In “Noise”, the authors provide a method for decision making that combines these ideas into a single approach, called the Mediating Assessments Protocol. They introduce the method with an example where the leadership team must decide whether to pursue an acquisition of another company, then present it to their board.

The story makes a compelling argument for how these ideas can support strategic decision making, in the presence of uncertainty. As a whole, the book, “Noise” makes for a challenging (cognitively-heavy) read, but Chapter 25, which introduces this method with the illustrative story, can be read on its own. I recommend finding a copy, and checking it out.

These gurus of decision making (Kahneman, Sibony, and Sunstein) also know what you are thinking at this point (lol):

“No doubt this emphasis on process, as opposed to the content of decisions, may raise some eyebrows. … Content is specific; process is generic.
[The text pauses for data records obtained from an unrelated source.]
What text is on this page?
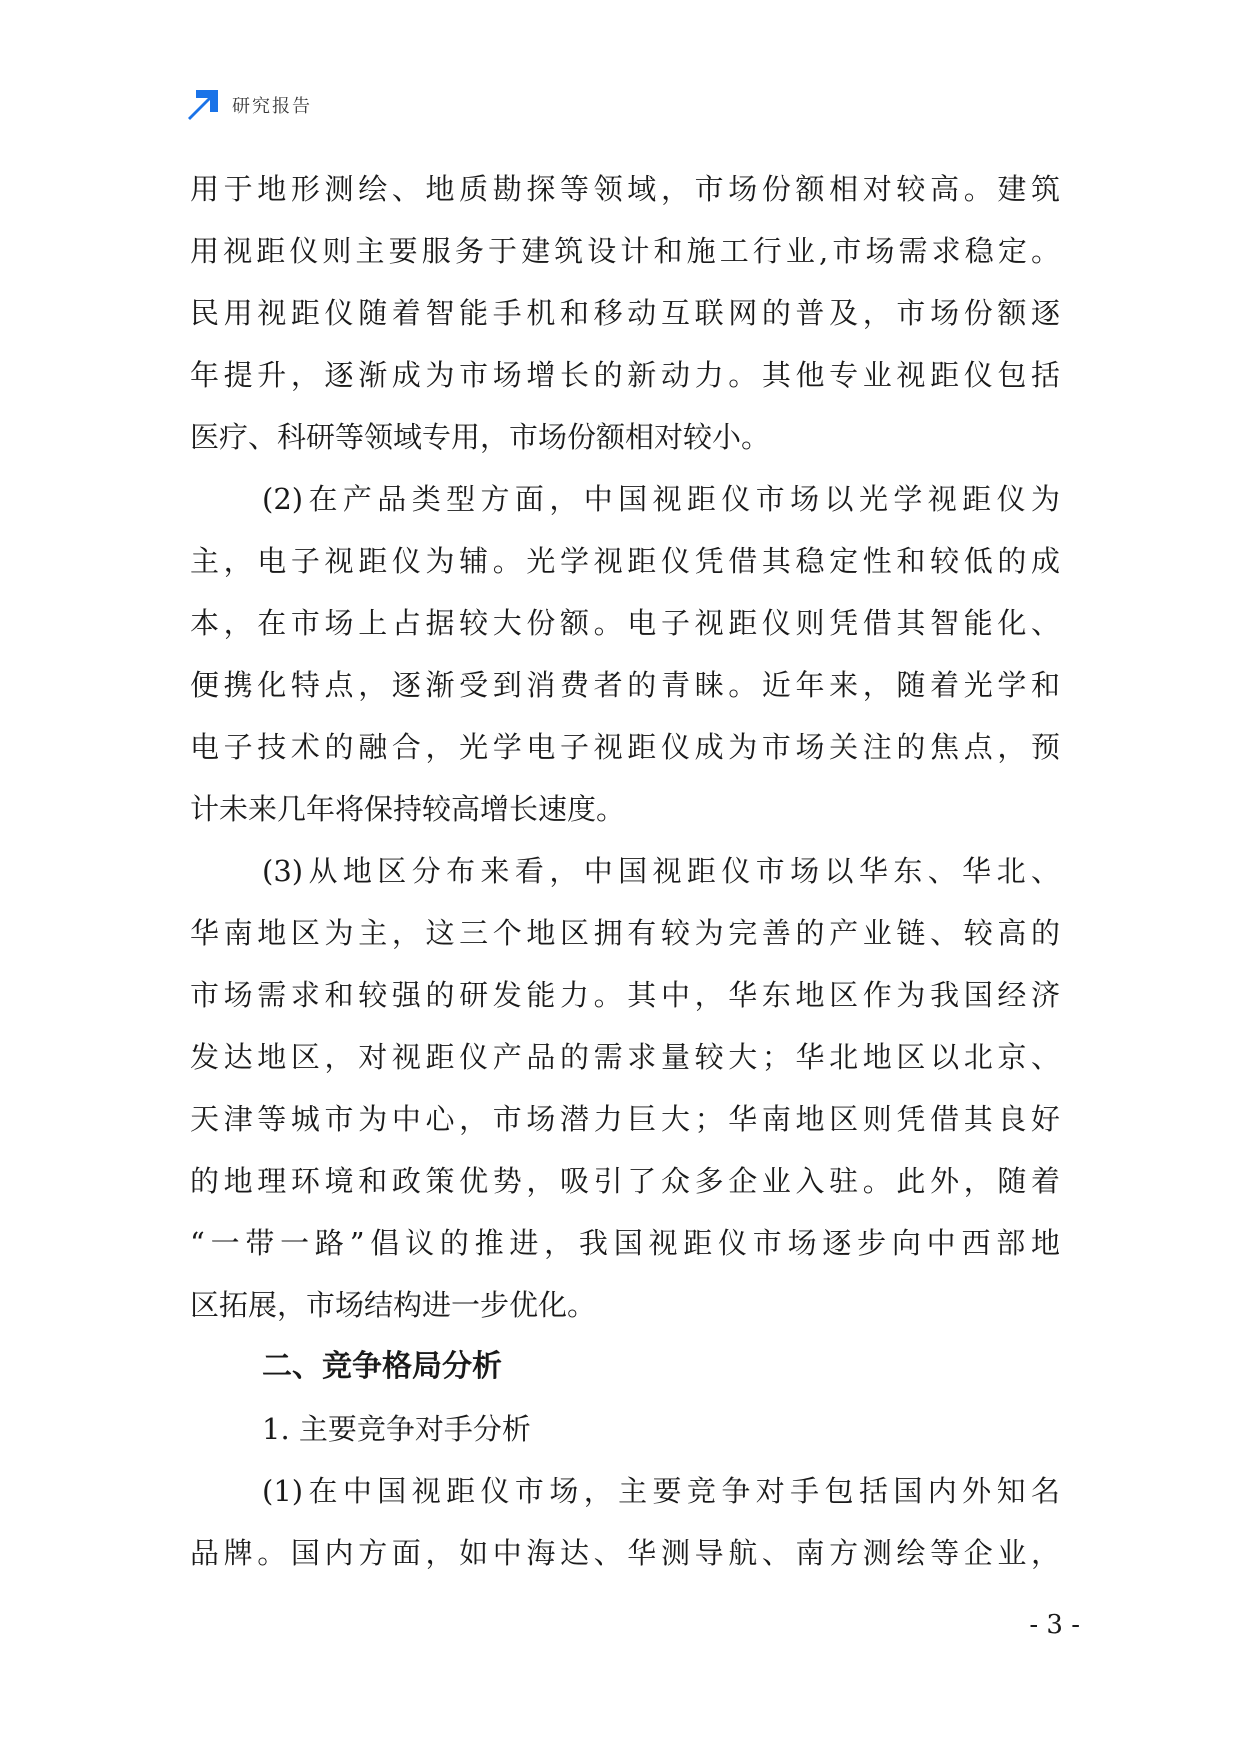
研究报告
用于地形测绘、地质勘探等领域，市场份额相对较高。建筑
用视距仪则主要服务于建筑设计和施工行业,市场需求稳定。
民用视距仪随着智能手机和移动互联网的普及，市场份额逐
年提升，逐渐成为市场增长的新动力。其他专业视距仪包括
医疗、科研等领域专用，市场份额相对较小。
(2)在产品类型方面，中国视距仪市场以光学视距仪为
主，电子视距仪为辅。光学视距仪凭借其稳定性和较低的成
本，在市场上占据较大份额。电子视距仪则凭借其智能化、
便携化特点，逐渐受到消费者的青睐。近年来，随着光学和
电子技术的融合，光学电子视距仪成为市场关注的焦点，预
计未来几年将保持较高增长速度。
(3)从地区分布来看，中国视距仪市场以华东、华北、
华南地区为主，这三个地区拥有较为完善的产业链、较高的
市场需求和较强的研发能力。其中，华东地区作为我国经济
发达地区，对视距仪产品的需求量较大；华北地区以北京、
天津等城市为中心，市场潜力巨大；华南地区则凭借其良好
的地理环境和政策优势，吸引了众多企业入驻。此外，随着
“一带一路”倡议的推进，我国视距仪市场逐步向中西部地
区拓展，市场结构进一步优化。
二、竞争格局分析
1. 主要竞争对手分析
(1)在中国视距仪市场，主要竞争对手包括国内外知名
品牌。国内方面，如中海达、华测导航、南方测绘等企业，
- 3 -
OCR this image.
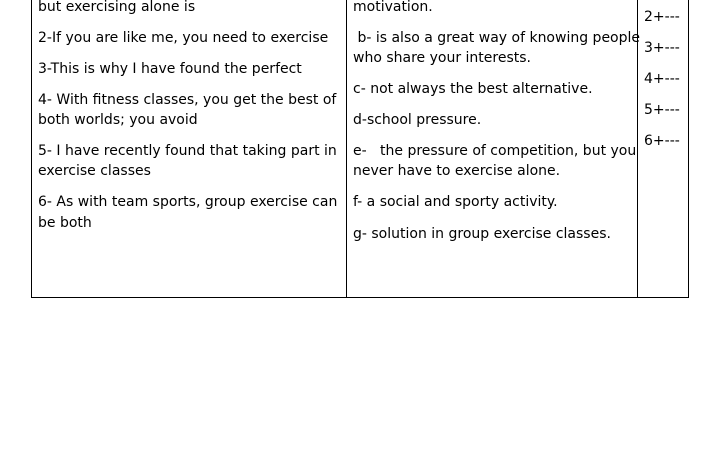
but exercising alone is
2-If you are like me, you need to exercise
3-This is why I have found the perfect
4- With fitness classes, you get the best of
both worlds; you avoid
5- I have recently found that taking part in
exercise classes
6- As with team sports, group exercise can
be both
motivation.
b- is also a great way of knowing people
who share your interests.
c- not always the best alternative.
d-school pressure.
e-   the pressure of competition, but you
never have to exercise alone.
f- a social and sporty activity.
g- solution in group exercise classes.
2+---
3+---
4+---
5+---
6+---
Using intuition and judgment is fun; following process is not. Conventional wisdom holds that good decisions - especially the very best ones - emerge from the insight and creativity of great leaders. (We especially like to believe this when we are the leader in question.) And to many the word process evokes bureaucracy, red tape, and delays.” - Daniel Kahneman, Olivier Sibony, Cass Sunstein: “Noise”

But they add, “Decision hygiene need not be slow and certainly doesn’t need to be bureaucratic. On the contrary, it promotes challenge and debate, not the stifling consensus that characterizes bureaucracies.”

So… roll up your sleeves, and use these hygiene tips to seek new ways to make your decision architecture a little more resilient in the face of noise.